While educational fads come and go –the governor is pushing “21st century skills” like “global awareness” and “cultural competence,” they complain — the academic standards are a bulwark against backsliding.

The national standards may be better than most state standards, but they’re still dumbing down schools, writes Terrence Moore in Big Government. He wants students to develop “depth of insight into how human beings think, believe, hope, and act.”

I ran a K-12 classical charter school for seven years. Not once did I or any of the teachers look at a state standard in reading or writing (math is something of a different case). The students did no test prep. When our students took the state exams, all they did was complain about how easy and worthless they were and how they wanted to get back to real learning. Every year the high school ranked in the top three in the state, twice coming out first. . . . The way to teach literacy for the twenty-first century turns out to be the same way it has been done in the last thirty centuries of civilization: to hire the brightest and best-educated teachers (usually not those coming out of a school of education considered “certified”), to put in their hands the best works of literature and history and philosophy, to invite young people to have a conversation about what it means to be a human being, and to require those students to work hard and demonstrate good character while doing so.

Test-prepped in K-12, college students can’t read critically, writes Heather Kim, a remedial writing instructor at Berkeley, in the San Francisco Chronicle. Her students rely on strategies for guessing what a passage means. They all did well enough in high school to qualify for California’s flagship state university, which is supposed to be one of the best in the country.

If Moore’s students could ace state tests by discussing literature, I wonder if test prep really helps students pass tests. I was told once by a researcher that test prep didn’t produce higher test scores in Texas; what worked was time spent teaching writing skills.

Test-prepping for 'gifted' kindergarten

To get their children into “gifted” kindergarten classes, affluent New Yorkers are hiring tutors to test-prep three- and four-year-olds, reports the New York Times.  A “gifted” public education is free, while private school may cost $20,000 a year. So the cost of tutoring seems small by comparison

Bright Kids, which opened this spring in the financial district, has some 200 students receiving tutoring, most of them for the gifted exams, for up to $145 a session and 80 children on a waiting list for a weekend “boot camp” program.

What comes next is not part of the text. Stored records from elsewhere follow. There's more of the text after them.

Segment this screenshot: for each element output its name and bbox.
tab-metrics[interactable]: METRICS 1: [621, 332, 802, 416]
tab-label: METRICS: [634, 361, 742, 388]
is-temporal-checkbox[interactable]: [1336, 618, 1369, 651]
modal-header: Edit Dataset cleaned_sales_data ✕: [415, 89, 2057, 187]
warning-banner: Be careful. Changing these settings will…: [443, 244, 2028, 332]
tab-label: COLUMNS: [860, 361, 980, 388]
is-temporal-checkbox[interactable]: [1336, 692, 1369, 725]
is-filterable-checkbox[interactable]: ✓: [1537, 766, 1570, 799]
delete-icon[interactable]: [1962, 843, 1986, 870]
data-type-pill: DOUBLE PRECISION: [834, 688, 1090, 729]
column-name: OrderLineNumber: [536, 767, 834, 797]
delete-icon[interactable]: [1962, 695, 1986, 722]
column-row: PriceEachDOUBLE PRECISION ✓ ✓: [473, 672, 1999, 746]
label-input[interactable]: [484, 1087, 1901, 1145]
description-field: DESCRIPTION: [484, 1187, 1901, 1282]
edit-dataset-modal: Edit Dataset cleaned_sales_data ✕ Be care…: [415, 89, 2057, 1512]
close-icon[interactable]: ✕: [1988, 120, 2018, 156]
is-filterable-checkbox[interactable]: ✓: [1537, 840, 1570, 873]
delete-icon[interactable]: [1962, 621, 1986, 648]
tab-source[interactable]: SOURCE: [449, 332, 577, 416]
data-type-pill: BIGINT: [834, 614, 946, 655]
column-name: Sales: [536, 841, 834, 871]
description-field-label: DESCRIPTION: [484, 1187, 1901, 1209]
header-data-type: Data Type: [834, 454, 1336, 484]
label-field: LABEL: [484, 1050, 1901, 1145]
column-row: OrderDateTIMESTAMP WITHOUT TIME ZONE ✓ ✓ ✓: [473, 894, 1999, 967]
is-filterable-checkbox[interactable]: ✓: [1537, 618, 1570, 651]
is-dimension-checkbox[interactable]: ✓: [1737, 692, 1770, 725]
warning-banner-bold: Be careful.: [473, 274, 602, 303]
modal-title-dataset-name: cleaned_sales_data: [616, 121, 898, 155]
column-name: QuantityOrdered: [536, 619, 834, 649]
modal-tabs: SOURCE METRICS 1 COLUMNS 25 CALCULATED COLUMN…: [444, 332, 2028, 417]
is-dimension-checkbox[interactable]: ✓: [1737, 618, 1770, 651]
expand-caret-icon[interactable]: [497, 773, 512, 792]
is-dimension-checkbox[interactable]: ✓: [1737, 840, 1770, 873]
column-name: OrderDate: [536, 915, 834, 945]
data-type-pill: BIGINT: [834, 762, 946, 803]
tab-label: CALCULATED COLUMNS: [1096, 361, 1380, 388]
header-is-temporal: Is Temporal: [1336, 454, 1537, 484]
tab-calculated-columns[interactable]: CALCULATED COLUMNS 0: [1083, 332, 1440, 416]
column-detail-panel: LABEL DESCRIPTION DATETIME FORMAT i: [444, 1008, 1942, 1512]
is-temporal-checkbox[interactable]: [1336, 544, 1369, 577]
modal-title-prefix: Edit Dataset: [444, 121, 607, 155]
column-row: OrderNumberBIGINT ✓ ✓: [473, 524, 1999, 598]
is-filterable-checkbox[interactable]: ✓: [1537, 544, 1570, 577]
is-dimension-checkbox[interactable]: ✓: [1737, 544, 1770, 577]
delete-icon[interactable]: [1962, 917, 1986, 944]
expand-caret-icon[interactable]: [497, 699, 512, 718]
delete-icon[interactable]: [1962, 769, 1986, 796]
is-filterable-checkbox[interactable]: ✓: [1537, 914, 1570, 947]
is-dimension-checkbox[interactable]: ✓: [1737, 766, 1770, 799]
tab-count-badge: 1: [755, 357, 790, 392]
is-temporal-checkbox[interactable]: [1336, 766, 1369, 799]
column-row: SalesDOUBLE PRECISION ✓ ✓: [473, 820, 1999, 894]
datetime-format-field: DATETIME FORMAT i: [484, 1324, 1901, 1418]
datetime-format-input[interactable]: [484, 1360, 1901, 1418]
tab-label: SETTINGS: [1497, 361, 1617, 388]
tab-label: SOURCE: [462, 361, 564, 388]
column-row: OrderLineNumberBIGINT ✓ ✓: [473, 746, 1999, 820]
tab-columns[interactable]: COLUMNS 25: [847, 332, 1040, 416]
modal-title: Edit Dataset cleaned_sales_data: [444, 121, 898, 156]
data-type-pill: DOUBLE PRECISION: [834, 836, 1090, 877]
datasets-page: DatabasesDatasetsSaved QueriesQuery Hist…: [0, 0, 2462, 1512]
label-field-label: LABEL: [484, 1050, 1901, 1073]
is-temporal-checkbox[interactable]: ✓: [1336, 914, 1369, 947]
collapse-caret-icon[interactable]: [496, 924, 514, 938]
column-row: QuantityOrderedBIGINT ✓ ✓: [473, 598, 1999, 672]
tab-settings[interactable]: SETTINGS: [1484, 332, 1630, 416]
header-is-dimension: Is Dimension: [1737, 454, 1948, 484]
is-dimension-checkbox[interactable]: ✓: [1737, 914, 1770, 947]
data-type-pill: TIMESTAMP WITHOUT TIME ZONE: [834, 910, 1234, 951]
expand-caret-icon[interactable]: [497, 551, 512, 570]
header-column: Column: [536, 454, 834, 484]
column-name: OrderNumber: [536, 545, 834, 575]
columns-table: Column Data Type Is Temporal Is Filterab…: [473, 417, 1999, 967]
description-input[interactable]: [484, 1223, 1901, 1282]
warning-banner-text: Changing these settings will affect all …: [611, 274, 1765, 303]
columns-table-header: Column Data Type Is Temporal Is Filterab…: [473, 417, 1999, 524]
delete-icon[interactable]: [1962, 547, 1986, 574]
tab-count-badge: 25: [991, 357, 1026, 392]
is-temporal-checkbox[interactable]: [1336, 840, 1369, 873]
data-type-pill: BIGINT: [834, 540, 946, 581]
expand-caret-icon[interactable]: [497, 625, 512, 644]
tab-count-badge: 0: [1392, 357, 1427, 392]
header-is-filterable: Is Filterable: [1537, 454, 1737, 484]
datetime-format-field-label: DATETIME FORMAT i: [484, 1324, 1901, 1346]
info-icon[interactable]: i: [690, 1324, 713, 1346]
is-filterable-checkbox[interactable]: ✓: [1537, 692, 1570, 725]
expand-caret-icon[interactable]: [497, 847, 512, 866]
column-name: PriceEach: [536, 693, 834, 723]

New York City uses the Otis-Lennon School Ability Test, or Olsat, a reasoning exam, and the Bracken School Readiness Assessment, a knowledge test, to decide which children qualify for gifted programs. Applications have soared and the number of children scoring above the 90th percentile has increased from 18 percent to 22 percent.

If demand is so high for “gifted” classes, why not expand them? The easy-to-teach kids can learn in a larger class;  the non-gifted classes could get a bit smaller.

Education Week reports on a National Association for Gifted Children study, which says gifted students’ access to programs varies greatly depending on where they live.

Update:  The intelligence tests given to pre-kindergarteners don’t predict future school performance accurately, write Po Bronson and Ashley Merryman in Nurture Shock. A few years down the line, only 27 percent of “gifted” students are high performers. That’s because little kids’ brains are developing.